= Inky (octopus) =

Individual octopus

Inky was a common New Zealand octopus who lived at the National Aquarium of New Zealand, in the city of Napier, from 2014 until his escape in 2016. He was found offshore in 2014 in a crayfish pot and was then brought to the aquarium. In 2016 he escaped the aquarium by leaving his tank, crawling across the floor and down into a drain pipe which went out to sea. The escape received worldwide media attention, and he was never found.

== Life and escape ==
Inky, a male common New Zealand octopus, was taken to the National Aquarium of New Zealand in 2014 after a fisherman found him in a crayfish pot half a kilometre north of Napier Port, near Pania reef. At the time he had a few scars and injuries to his limbs. A few months later a naming competition was held by the Napier City Council, and the winning name was Inky, which is a reference to the ink that octopodes can squirt. At the aquarium he had games and toys to play with.

Inky escaped from the aquarium in early 2016. It is believed that Inky escaped from his tank in the middle of the night, went across the floor, leaving octopus tracks, and then down a 50-metre-long drain pipe which went out to sea and had a diameter of about 150 millimetres. Workers left the tank slightly open after doing maintenance work on the same day that he had escaped. Another theory was that he went into an overflow pipe at the top of the tank, which also led to the drain. The aquarium checked the pipes but did not find him, and did not believe that he had been stolen. The tank had another octopus in it, named Blotchy, but he did not escape from the tank. The aquarium did not plan on finding a replacement octopus.

Inky was never found. In January 2017 Otago University teuthologist Jean McKinnon suggested that Inky was dead by that point because adult octopodes live for two years. There is also the possibility that Inky travelled to one of the reefs on the coastline of the Hawke's Bay and mated there. Octopodes die a few months after mating.
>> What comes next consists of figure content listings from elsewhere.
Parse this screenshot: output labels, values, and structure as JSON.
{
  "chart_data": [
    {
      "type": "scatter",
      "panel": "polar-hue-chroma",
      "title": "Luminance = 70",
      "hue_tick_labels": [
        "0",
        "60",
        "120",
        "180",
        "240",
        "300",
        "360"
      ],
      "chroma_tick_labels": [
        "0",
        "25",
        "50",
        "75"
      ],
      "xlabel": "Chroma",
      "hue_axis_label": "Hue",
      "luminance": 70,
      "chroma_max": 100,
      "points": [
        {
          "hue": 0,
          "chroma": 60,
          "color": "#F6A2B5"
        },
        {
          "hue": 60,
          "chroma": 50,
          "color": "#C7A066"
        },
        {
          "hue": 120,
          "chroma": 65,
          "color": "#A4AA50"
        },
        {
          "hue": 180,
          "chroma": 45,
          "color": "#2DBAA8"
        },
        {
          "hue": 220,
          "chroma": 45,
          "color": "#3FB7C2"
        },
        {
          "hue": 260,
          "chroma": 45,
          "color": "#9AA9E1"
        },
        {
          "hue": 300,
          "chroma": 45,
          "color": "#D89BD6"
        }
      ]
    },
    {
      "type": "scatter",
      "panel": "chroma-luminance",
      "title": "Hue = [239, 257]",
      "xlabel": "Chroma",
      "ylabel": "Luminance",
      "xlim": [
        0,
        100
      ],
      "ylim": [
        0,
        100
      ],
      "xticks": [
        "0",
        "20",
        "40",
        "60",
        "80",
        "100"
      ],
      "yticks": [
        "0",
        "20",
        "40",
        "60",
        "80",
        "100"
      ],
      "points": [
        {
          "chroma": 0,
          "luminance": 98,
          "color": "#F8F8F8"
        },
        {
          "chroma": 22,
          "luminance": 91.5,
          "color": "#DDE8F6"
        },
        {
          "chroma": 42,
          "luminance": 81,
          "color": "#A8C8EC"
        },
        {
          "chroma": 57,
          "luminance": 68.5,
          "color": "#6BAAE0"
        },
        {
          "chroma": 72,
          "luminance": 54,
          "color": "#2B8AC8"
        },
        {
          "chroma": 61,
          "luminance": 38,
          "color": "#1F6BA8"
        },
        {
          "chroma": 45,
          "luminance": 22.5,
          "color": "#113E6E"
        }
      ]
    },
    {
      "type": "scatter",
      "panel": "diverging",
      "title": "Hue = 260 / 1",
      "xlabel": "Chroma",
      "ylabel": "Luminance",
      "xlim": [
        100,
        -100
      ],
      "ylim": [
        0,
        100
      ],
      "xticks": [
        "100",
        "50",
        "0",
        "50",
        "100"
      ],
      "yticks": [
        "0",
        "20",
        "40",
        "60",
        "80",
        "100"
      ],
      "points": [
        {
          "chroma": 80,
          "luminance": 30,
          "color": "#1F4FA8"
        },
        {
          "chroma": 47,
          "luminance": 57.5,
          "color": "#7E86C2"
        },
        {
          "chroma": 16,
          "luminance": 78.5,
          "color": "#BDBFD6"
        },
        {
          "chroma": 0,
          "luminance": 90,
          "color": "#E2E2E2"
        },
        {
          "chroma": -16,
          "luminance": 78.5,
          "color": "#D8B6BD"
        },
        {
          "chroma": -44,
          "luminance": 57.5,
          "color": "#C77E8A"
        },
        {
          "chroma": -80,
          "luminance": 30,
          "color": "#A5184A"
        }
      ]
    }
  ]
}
As of 2017, a moray eel named Psycho lives in Inky's old tank.

== Media coverage ==
It took three months for the news about the escape to go public. It attracted worldwide media attention, including from BBC News, The New York Times, CNN and The Daily Telegraph. This media attention reportedly "rivalled" the attention gathered by the penguin Happy Feet who arrived in New Zealand in 2011. The website Stuff has reported that Inky had surpassed the famous New Zealand sheep Shrek—who was found after not being shorn for several years—by "several degrees of celebrity". Inky was not the first famous New Zealand octopus; one in Wellington named Ozymandias gathered media attention in 2014 after setting a world record for opening jars.

In 2017 the author Casey Lyall wrote a children's book about Inky, named Inky's Great Escape, and in 2018 Penguin Books published the children's book Inky the Octopus. The aquarium has also received stories about the octopus from dyslexic children in the United States.